The first thing to go wrong had to do with something you don’t think about very much in Washington: There aren’t any overhead wires in the downtown core. Federal law prohibits such visual clutter, as a way of protecting historic views toward the Capitol or the White House. But the District’s shiny, expensive new streetcars can’t run without overhead electrification. Still, the federal National Capital Planning Commission asked the White House to withhold funding for future line extensions unless the city found out a way to do it without overhead wires—at considerable additional expense. Finally, the Council worked a compromise deal, allowing a thin overhead wire on the initial segment and promising to build wirelessly through more formal areas of downtown.

Then came the issue of connecting the H Street line to Union Station—essential for allowing smooth transitions to other forms of transit in and out of the city. All along, the District’s Department of Transportation had planned on running the line through an underpass beneath the federally owned station, and building an elevator to the upper level. It was an elegant solution: Even the maintenance facility could fit in the then-unused space. But as plans were nearly finished, Amtrak put its foot down: It wanted to keep the underpass as a staging ground for overhauling its tracks above, and to house the high-speed rail tracks that might get built, when Congress saw fit to appropriate hundreds of millions of dollars for the purpose. The city, rebuffed, had to scramble for another solution.

Finally, the city learned earlier this spring that the Federal Transportation Administration wouldn’t let it incorporate streetcar tracks into a bridge to be built over the Anacostia River—a key part of the plan to extend service to the city’s most underserved neighborhoods—because they needed to change the kind of rails they were using in order to comply with Buy America requirements. Further, the new plan hadn’t gone through enough environmental review to pass muster with the FTA. Now, the bridge will be built streetcar-ready—and it will cost millions of dollars more than it might have otherwise to eventually install the tracks.

That last bit could’ve happened to any city trying to build a transit system using pieces of federal money. But it’s also made people ask: Should the city have figured this all out ahead of time? D.C.’s non-voting representative in Congress, Del. Eleanor Holmes Norton (D-D.C.) thinks so.
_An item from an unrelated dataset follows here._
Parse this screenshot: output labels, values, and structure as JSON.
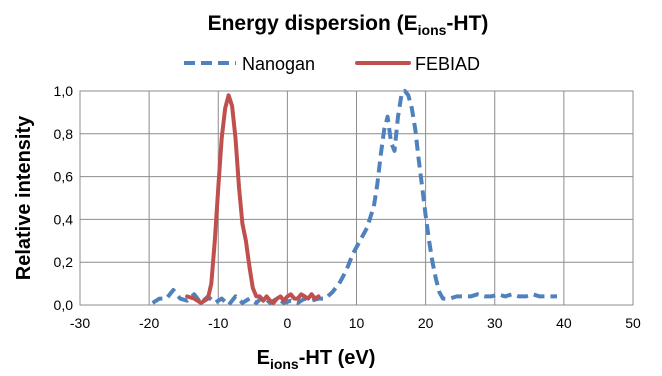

“The streetcar was built without any planning. There was no plan for where it would go. There was no consultation with Union Station. The mayor at the time said, ‘Lay the tracks,’ and all of a sudden people saw the tracks, and they thought, ‘Wow, that’s how you get a streetcar,’ ” Norton says, with some impatience. “I still believe that the renovated Union Station will accommodate the streetcar. But to do that takes sitting down. That kind of planning goes on for months. You have implicated the entire federal government, because of the monumental core.”
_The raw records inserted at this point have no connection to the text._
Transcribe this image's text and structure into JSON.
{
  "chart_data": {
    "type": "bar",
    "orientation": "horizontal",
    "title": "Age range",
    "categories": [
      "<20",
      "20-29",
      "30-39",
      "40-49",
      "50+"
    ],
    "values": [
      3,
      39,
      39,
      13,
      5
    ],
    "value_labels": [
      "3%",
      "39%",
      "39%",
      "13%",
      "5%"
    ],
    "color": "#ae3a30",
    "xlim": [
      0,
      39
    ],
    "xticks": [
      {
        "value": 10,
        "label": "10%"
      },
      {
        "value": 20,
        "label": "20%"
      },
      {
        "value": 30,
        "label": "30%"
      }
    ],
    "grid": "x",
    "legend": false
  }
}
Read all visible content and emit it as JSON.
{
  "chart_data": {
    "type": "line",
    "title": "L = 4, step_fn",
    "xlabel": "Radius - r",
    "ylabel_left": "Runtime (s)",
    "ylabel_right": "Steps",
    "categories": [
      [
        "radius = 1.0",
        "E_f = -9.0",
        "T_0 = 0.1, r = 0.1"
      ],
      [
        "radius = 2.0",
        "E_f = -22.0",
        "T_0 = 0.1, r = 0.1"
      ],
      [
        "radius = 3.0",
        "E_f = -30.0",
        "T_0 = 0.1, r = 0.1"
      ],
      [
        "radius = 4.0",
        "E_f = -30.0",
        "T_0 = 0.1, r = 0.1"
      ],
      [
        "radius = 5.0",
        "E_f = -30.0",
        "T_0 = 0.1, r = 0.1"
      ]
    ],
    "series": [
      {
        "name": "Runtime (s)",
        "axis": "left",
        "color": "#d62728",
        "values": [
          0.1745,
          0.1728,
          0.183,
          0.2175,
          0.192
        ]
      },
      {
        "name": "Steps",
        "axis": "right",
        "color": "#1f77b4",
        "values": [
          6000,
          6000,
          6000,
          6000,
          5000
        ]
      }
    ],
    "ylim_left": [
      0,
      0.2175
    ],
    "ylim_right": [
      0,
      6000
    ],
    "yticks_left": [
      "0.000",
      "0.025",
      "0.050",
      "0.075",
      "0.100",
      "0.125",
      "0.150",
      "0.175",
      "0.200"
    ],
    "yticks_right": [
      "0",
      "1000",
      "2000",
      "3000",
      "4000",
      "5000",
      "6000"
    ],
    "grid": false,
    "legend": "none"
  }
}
Lydia DePillis is the real estate reporter for the Washington City Paper.
Lydia DePillis is the real estate reporter for the Washington City Paper.

Actual streetcars or no, the effect of the tracks on H Street is undeniable. It’s become the number-one destination for new bars and restaurants in the city, since the pioneers figured they’d get in early before real estate values went through the roof. Now, that boom has generated its own gravity: Nobody’s even waiting for the streetcar anymore. And the sunk cost of rails on H Street means that even with all the challenges, there’s no going back. The additional complications of federal oversight made that first move all the more important—to “put stakes in the ground,” as D.C. Councilmember Mary Cheh puts it. There could have been better planning, she says, but the plan needed to develop its own momentum at the outset.

“I’ve been thinking about Julius Caesar lately, and there is a tide in the affairs of men,” Cheh says, quoting Brutus. “And if you take things at the flood, you’re better off.”